In a typical human, HIV is able to bypass all of the body’s defenses, enter the immune cells, and incorporate its viral DNA. After doing so, it is able to use the cell’s mechanisms to reproduce other HIV viruses, spreading HIV throughout the body.

When our adeno-associated virus enters the cell, it is able to easily integrate the CHANGE genes into the cell’s genome. By doing so, it is able to provide resistance against future HIV attacks. Before HIV integrates into the cell’s genome, it must first dissemble its capsid and then release the viral DNA. One of the CHANGE gene codes for a protein in simians, TRIM5alpha, which binds to the HIV virus, stopping it from disassembling its capsid. Therefore, HIV is rendered harmless, unable to infect the cell.
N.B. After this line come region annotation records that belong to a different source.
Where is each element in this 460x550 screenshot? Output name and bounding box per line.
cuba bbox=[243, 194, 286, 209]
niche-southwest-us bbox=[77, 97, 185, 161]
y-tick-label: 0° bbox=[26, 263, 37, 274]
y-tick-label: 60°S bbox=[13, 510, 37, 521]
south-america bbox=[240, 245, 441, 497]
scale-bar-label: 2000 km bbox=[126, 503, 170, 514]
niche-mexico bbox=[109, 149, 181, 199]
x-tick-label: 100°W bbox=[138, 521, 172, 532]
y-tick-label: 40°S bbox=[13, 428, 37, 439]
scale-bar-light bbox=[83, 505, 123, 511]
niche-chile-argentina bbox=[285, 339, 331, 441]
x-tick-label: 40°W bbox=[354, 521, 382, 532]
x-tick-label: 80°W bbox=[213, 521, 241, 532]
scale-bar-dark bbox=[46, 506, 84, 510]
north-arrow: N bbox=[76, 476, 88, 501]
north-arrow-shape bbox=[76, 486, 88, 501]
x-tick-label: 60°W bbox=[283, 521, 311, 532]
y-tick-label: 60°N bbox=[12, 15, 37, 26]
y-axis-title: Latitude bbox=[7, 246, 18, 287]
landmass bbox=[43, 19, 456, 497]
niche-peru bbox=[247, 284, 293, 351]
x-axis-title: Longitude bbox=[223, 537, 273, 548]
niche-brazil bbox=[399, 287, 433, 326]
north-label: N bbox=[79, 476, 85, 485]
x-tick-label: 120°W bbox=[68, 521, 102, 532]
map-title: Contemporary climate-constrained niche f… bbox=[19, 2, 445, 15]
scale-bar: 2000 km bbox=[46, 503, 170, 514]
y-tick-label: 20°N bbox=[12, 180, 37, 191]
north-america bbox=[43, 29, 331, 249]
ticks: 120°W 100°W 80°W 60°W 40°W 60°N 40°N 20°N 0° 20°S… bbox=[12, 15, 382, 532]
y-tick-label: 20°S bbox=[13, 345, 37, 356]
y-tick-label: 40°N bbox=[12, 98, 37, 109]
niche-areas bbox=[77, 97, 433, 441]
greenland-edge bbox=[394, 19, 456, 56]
The other CHANGE genes, HLA-A*6802, HLA- B18, and HLA-C rs9264942 increase the strength and effectiveness of the immune response against HIV. First, the genes give a larger, speedier immune response. Also, the effectiveness of the immune response is dramatically increased. With the mutation, immune cells target important portions of the HIV cell like gp120 and gp41, its binding proteins. This leaves HIV incapable of entering the cell. Humans with these mutations have been found to naturally suppress the HIV virus and live normal lives.